Operational Metadata
If you want to use operational metadata (OMD files) collected during job runs to resolve any type of parameter in your jobs, put the OMD files in the folder defined in the datastage.omd.files.directory
property.
Step 4: Setting Memory Allocation
To successfully analyze DataStage jobs, the minimum memory allocation for DatastageDataflowScenario should be 20x the size of the largest export file. You can change the maximum allowed allocated memory for a lineage analysis scenario as per
Configure Runtime and Limitations. For example, for an XML export of 200MB, the SCENARIO_LOAD_MEMORY
should be set to 4096
(4GB); the default setting is 3GB, so the change is only required for XML exports larger than
150MB.
Optional Additional Steps
Applicable only in certain situations, as described in each case.
Step 5: ODBC Connection Definition Settings
It is very common to use ODBC connections in InfoSphere DataStage jobs to connect to the database.

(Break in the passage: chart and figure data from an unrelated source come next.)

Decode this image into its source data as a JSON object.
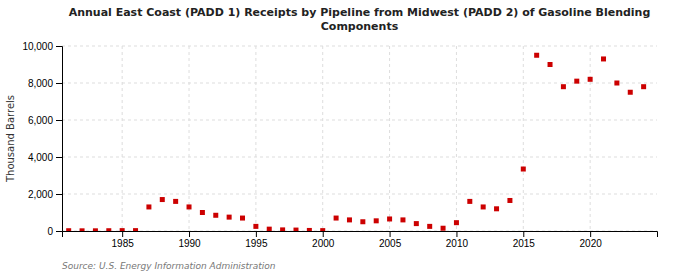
{
  "chart_data": {
    "type": "scatter",
    "title": "Annual East Coast (PADD 1) Receipts by Pipeline from Midwest (PADD 2) of Gasoline Blending\nComponents",
    "y_label": "Thousand Barrels",
    "source": "Source: U.S. Energy Information Administration",
    "x": [
      1981,
      1982,
      1983,
      1984,
      1985,
      1986,
      1987,
      1988,
      1989,
      1990,
      1991,
      1992,
      1993,
      1994,
      1995,
      1996,
      1997,
      1998,
      1999,
      2000,
      2001,
      2002,
      2003,
      2004,
      2005,
      2006,
      2007,
      2008,
      2009,
      2010,
      2011,
      2012,
      2013,
      2014,
      2015,
      2016,
      2017,
      2018,
      2019,
      2020,
      2021,
      2022,
      2023,
      2024
    ],
    "values": [
      15,
      10,
      10,
      15,
      20,
      20,
      1300,
      1700,
      1600,
      1300,
      1000,
      850,
      750,
      700,
      250,
      100,
      60,
      50,
      30,
      20,
      700,
      600,
      500,
      550,
      650,
      600,
      400,
      250,
      150,
      450,
      1600,
      1300,
      1200,
      1650,
      3350,
      9500,
      9000,
      7800,
      8100,
      8200,
      9300,
      8000,
      7500,
      7800
    ],
    "color": "#cc0000",
    "marker": "square",
    "xlim": [
      1980.5,
      2025
    ],
    "xticks": [
      1985,
      1990,
      1995,
      2000,
      2005,
      2010,
      2015,
      2020
    ],
    "ylim": [
      0,
      10000
    ],
    "yticks": [
      0,
      {
        "value": 2000,
        "label": "2,000"
      },
      {
        "value": 4000,
        "label": "4,000"
      },
      {
        "value": 6000,
        "label": "6,000"
      },
      {
        "value": 8000,
        "label": "8,000"
      },
      {
        "value": 10000,
        "label": "10,000"
      }
    ],
    "grid": true
  }
}
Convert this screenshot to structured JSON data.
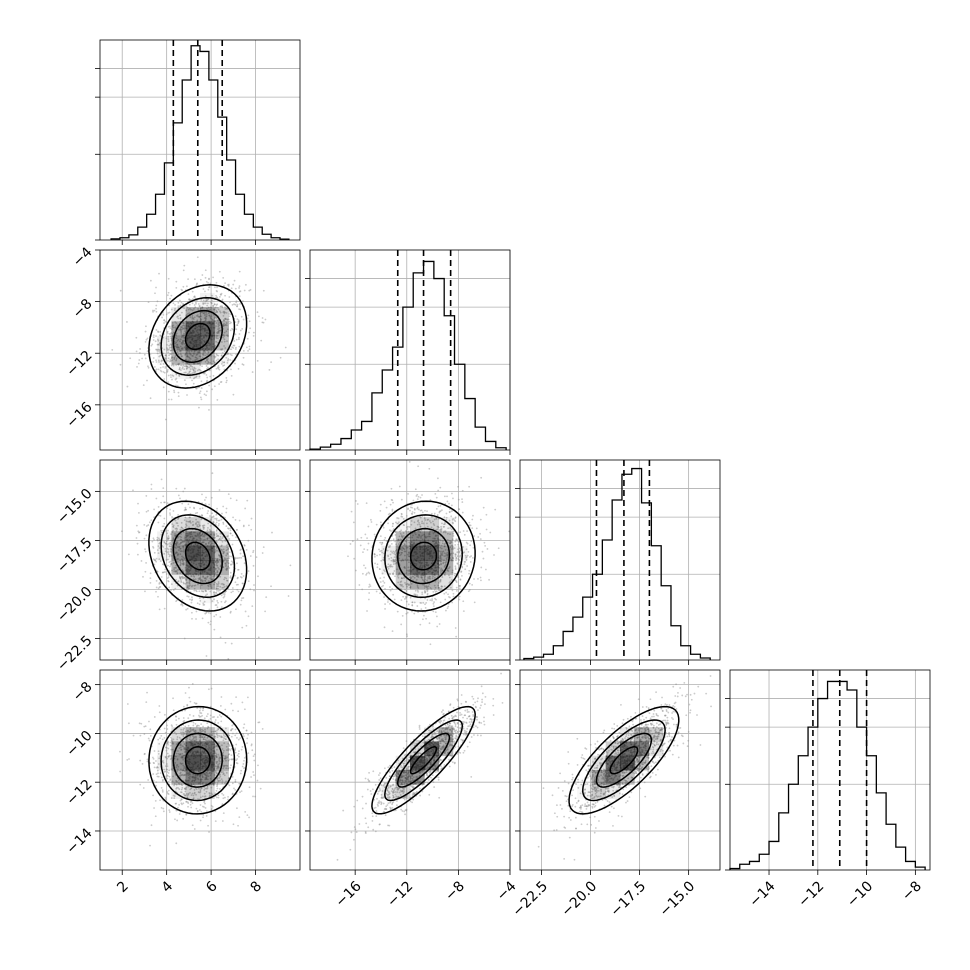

ODBC connections may contain critical pieces of information for successful lineage analysis such as database and schema names. Definitions of ODBC connections are not included in the DataStage XML exports and need to be specified separately.
-
Create or open the file referenced by the
datastage.odbc.connection.definition.file
property (e.g.,<MANTA_DIR_HOME>/input/datastage/${datastage.extractor.server}/connection_definition/odbcConnectionDefinition.ini
). -
Follow the instructions in Manually Define a Database Connection and see How to Convert the odbc.ini File into a Manta Connections File for automation options.
Step 6: Overriding Component Data Lineage (Optional)
It is possible to specify or override the lineage for components between their inputs and outputs. This is useful in cases where the component lineage is not analyzed or the result of the analysis may not be complete. A typical case is when there are unsupported components that by default have component inputs connected to outputs by name (if there is a match) or everything to everything, which may provide inaccurate lineage. Another good example is when lineage for programmable components is overridden with, for example, C# code that Manta Data Lineage does not analyze. Overriding the default lineage for such components allows admins to make the lineage more accurate.
Note that this feature is not suitable for handling unsupported sources and targets. For example, if there is an issue connecting the DataStage job to the underlying database, this feature is not applicable as it overrides the lineage within a component between its input and output ports.
To override component lineage, create a file as specified in the common property datastage.manual.mapping.file
. The format of the CSV is:
"Full path to Stage";"Input Link name";"Input Column name";"Output Link name";"Output Column name";"Edge Type (DIRECT | FILTER)";"Description (optional)"
"manual_mapping_job/Generic_3";"DSLink2";"a";"DSLink5";"b";"DIRECT";""
The path to the stage is in the format
Job/[Shared and Local containers optional]/Stage
.